首先,为了搞明白Dataloader是什么,我们先搞清楚他的输入输出,以及使用方式:

@ 创建dataloader对象
data_loader = self.build_train_loader(cfg)
@ 使用方式
Class Trainer():
        @ 首先将dataloader构建成迭代器
        self.data_loader_iter = iter(data_loader)
    def run_step():
        @ next函数进行采样
        data = next(self._data_loader_iter)
        self.optimizer.zero_grad()
        loss_dict = self.model(data)
        losses.backward()
        self.optimizer.step()



@classmethod
def build_train_loader(cls, cfg):
    return build_reid_train_loader(cfg, combineall=cfg.DATASETS.COMBINEALL)


@ 定义dataloader函数
@configurable(from_config=_train_loader_from_config)
def build_reid_train_loader(
        train_set, *, sampler=None, total_batch_size, num_workers=0,
):
    mini_batch_size = total_batch_size // comm.get_world_size()

    batch_sampler = torch.utils.data.sampler.BatchSampler(sampler, mini_batch_size, True)

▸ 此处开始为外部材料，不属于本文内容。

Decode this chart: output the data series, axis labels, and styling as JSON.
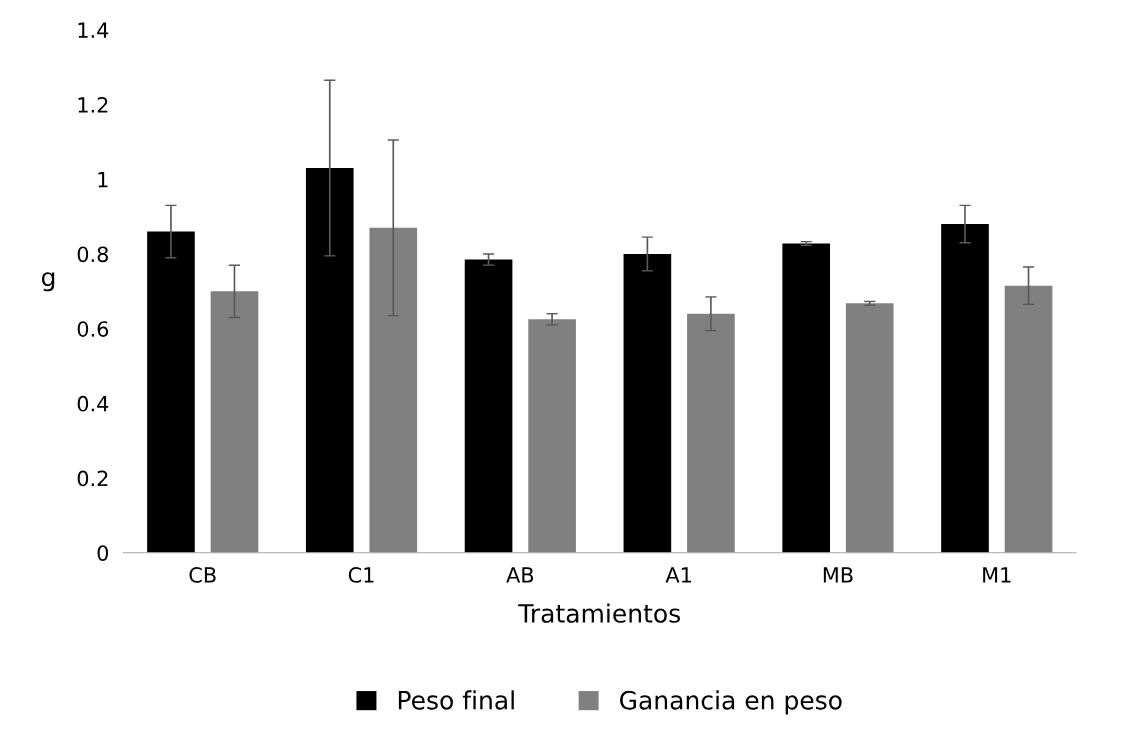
{
  "chart_data": {
    "type": "bar",
    "xlabel": "Tratamientos",
    "ylabel": "g",
    "categories": [
      "CB",
      "C1",
      "AB",
      "A1",
      "MB",
      "M1"
    ],
    "series": [
      {
        "name": "Peso final",
        "color": "#000000",
        "values": [
          0.86,
          1.03,
          0.785,
          0.8,
          0.828,
          0.88
        ],
        "errors": [
          0.07,
          0.235,
          0.015,
          0.045,
          0.005,
          0.05
        ]
      },
      {
        "name": "Ganancia en peso",
        "color": "#808080",
        "values": [
          0.7,
          0.87,
          0.625,
          0.64,
          0.668,
          0.715
        ],
        "errors": [
          0.07,
          0.235,
          0.015,
          0.045,
          0.005,
          0.05
        ]
      }
    ],
    "ylim": [
      0,
      1.4
    ],
    "yticks": [
      0,
      0.2,
      0.4,
      0.6,
      0.8,
      1,
      1.2,
      1.4
    ],
    "grid": false,
    "legend": "bottom"
  }
}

    train_loader = DataLoaderX(
        comm.get_local_rank(),
        dataset=train_set,
        num_workers=num_workers,
        # sampler = sampler,
        batch_sampler=batch_sampler,
        collate_fn=fast_batch_collator,
        pin_memory=True,
    )

    return train_loader

如上图,构建dataloader主要需要dataset, sampler, 以及batch sampler等参数,其中数据集需要定义__get_item__函数,sampler为采样器,生成采样数据的index,此处一般为生成器,batch sampler的作用即将sampler生成的index进行收集,得到batchsize个index构成下表列表返回。

此三者的实现方式分别如下:

@ 构建数据集,通过__getitem__()函数实现通过下标索引数据。
class CommDataset(Dataset):
    """Image Person ReID Dataset"""

    def __init__(self, img_items, transform=None, relabel=True):
        pass

    def __len__(self):
        return len(self.img_items)

    def __getitem__(self, index):
        img_item = self.img_items[index]
        img_path = img_item[0] # 裁剪图像位置
        pid = img_item[1]  # 目标编号
        camid = img_item[2]  # 相机编号
        img = read_image(img_path)
        if self.transform is not None: img = self.transform(img)
        if self.relabel:
            pid = self.pid_dict[pid]
            camid = self.cam_dict[camid]
        return {
            "images": img,
            "targets": pid,
            "camids": camid,
            "img_paths": img_path,
        }
@ 采样器的实例化
data_sampler = samplers.InferenceSampler(test_set.img_items, mini_batch_size, 16)

@ 采样器类构造
class InferenceSampler(Sampler):
    def __init__(self, data_source: str, mini_batch_size: int, num_instances: int, seed: Optional[int] = None):
        pass

    def __iter__(self):
        start = self._rank
        yield from itertools.islice(self._infinite_indices(), start, None, self._world_size)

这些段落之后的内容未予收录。